[Tutor] Best way to get root project directory in module search path
Cameron Simpson
cs at cskk.id.au
Sun Aug 27 19:03:43 EDT 2017
On 27Aug2017 14:27, boB Stepp <robertvstepp at gmail.com> wrote:
>On Sun, Aug 27, 2017 at 2:13 AM, Cameron Simpson <cs at cskk.id.au> wrote:
>> On 26Aug2017 21:27, boB Stepp <robertvstepp at gmail.com> wrote:
>>> import sys
>>> sys.path.append('..')
[...]
>> The trouble with this specific approach is that '..' relies on your
>> _working_ directory being above ScriptMenuSystem i.e. the directory you
>> shell's in; '..' is not related to the path to the test.py file. What yu
>> want for this is the actual path to the code i.e. __file__. Eg:
>>
>> sys.path.append(dirname(dirname(__file__)))
>
>I tried to use this (on Python 2.4/2.6 -- one server has 2.4, the
>other 2.6) and got the following:
>
>Traceback (most recent call last):
> File "... /test.py", line 9, in <module>
> sys.path.append(dirname(dirname(__file__)))
>NameError: name 'dirname' is not defined
from os.path import dirname
>Is this a version issue or do I have the syntax wrong?
Just a missing import. You'll find dirname in the Index section of the Python
docs. Handy for locating something just mentioned.
>Anyway, I tried something a bit different that implemented this:
>
>pgm_dir = os.path.dirname(os.path.abspath(__file__))
>pgm_root = pgm_dir.replace('/ScriptMenuSystem', '')
>sys.path.append(pgm_root)
Calling os.path.dirname a second time does what your:
pgm_dir.replace('/ScriptMenuSystem', '')
does, but reliably. Supposing you have the misfortune to have
'/ScriptMenuSystem' higher up in the full path also? Supposing your package
changes its name in the future, or is installed with another name? Fragility.
>And this gave me the results I wanted. Funny that 'dirname' works
>with os.path but not with sys.path.
No no. "dirname" comes from the "os.path" module. That is all.
>BTW, I have not used os.walk yet, but would that be better than my bit
>of string manipulation above? If yes, an example of walking up and
>getting the directory exactly one level up from __file__ would be
>appreciated.
Well:
from os.path import abspath, dirname, join
code_dir = abspath(join(dirname(__file), '..'))
or:
from os.path import abspath, dirname, join
code_dir = abspath(join(dirname(__file), '../..'))
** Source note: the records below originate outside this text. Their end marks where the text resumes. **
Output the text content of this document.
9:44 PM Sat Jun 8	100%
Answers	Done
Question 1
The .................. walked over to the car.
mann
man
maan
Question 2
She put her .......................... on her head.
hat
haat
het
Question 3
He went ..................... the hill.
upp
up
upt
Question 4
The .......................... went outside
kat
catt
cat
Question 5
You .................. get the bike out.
depending how high you want to go.
Given that os.walk walks _down_ the tree from some directory, how do you think
it would help you?
>> but that requires your module to know its own location within your library
>> i.e. that it is .../dev_scripts/ScriptMenuSystem/test.py, and therefore
>> that you want .../dev_scripts. Fragile. (And __file__ doesn't work in some
>> more arcane ways of distributing modules, such as in zip files but let's not
>> go there, not least because I've never done that myself).
>
>I have been using the same project structure for some years now, so in
>that sense it is well-established and not fragile.
It is more that embedded specific hardwired knowledge in the code is an
inherently fragile situation, if only because it must be remembered when naming
changes occur. And they do. I have a quite large package I've been working on
for a decade and am very seriously contemplating changing its name in the next
month or so. Fortunately the installed base is small.
>I don't anticipate
>it changing. There is actually no installation in a traditional
>sense. Once I develop something worth using, it gets copied (by me as
>root) from my user area to an accessible location to those users that
>requested access. I had been doing this copying to each user's area,
>but that has grown unwieldy as my couple of users have grown into
>around 15.
For simple packages/modules an install _is_ just a copy. So you're performing
the install step.
>So I am moving to put everything in a centrally accessible
>location
Very sound. But to use it your users should have that location as part of their
python path, or the code needs to be invoked by some wrapper which can insert
the needed path. Both these things live _outside_ the package code.
>and will probably adopt Steve's suggestion to establish a
>group with permissions to use these programs.
Note that this is normally only needed for code that is privileged i.e. runs
with permissions different to those of the user.
>So I think this idea (Or some variation thereof.) is what I need to
>do. Or the good experts here show me I'm engaged in foolishness!
I think you're better off arranging your users' environments to include the
shared library area, or providing a wrapper shell script which does that and
then invokes the real code.
Eg:
#!/bin/sh
PYTHONPATH=/path/to/your/shared/lib:$PYTHONPATH
export PYTHONPATH
python -m your.module.name ${1+"$@"}
Such a script has the advantage that the $PYTHONPATH change applies only to the
python running your module, not to your users' wider environment.